Washington, Şam ile de ilişkilerini tazeliyor. Suriye’nin barış sonrası bölgede oynayabileceği rolü tanımlarken kullandığı yöntem, Şam’ı, İran, Hizbullah ve Hamas ile olan ilişkilerinde kısıtlıyor bir yerde. Benzer şekilde, Tahran’ın nükleer silah programında geri dönüşü olmayan bir seviyeye gelmesi ile Washington, İran’ın nükleer gücünü barışçıl amaçlarla kullanabileceğini kabul bile edebilir.

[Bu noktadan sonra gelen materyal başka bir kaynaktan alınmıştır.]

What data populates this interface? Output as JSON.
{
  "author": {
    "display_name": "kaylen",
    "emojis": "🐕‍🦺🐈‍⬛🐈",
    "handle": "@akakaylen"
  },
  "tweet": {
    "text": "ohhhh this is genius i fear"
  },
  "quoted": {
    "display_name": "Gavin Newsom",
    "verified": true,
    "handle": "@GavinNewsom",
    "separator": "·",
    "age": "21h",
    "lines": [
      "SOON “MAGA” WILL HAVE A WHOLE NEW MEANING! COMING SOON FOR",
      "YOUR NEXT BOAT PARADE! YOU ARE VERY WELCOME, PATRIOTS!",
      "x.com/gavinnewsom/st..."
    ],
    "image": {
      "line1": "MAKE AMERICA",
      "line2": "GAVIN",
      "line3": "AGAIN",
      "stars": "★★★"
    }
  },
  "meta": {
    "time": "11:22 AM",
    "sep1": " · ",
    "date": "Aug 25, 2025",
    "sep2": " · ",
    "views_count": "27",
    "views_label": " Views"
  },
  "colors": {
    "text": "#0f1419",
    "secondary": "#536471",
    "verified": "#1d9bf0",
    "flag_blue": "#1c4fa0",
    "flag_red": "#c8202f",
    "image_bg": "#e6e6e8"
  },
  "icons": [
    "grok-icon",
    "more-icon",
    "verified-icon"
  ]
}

Toparlayacak olursak, Ortadoğu gibi uçar kaçar bir bölgede ilişkileri iyiler ve kötüler olarak yaftalamak çok doğru değil. Amerika bölgesel güçlerin böylesi bir kalıba oturmadığını geç de olsa fark etti. Suriye gibi Arap dünyasının tavizsiz en laik ülkesinin İslami militanlara, Hamas ve Hizbullah’a olan yakınlığı buna bir örnektir. Aynı şekilde, çoğulcu bir demokrasi kültürü içinde yoğrulmuş Lübnan’ın, Hizbullah gibi Şii bir militan grubu siyasi çemberinin içine alması da ilginç bir durumdur. Sonuçta, hem laik ve liberal Arap demokrat hem de Amerikan karşıtı olunabilir. Benzer şekilde,  İran’ın adeta Amerika’nın kutuplaşmış dünya fikrini destekler nitelikte hareket etmesi, Türkiye’nin bir Nato ülkesi kimliği ile Washington’dan kendini uzak tutma isteği, topraklarında Amerikan askeri üssü bulunduran Katar’ın bir yanda İsrail ile ticari ilişkiler geliştirmesi, öte yanda Suriye ile sıkı bağlar oluşturması ve bunun gibi birçok örnek Ortadoğu’da kalıpların olmadığının göstergesidir.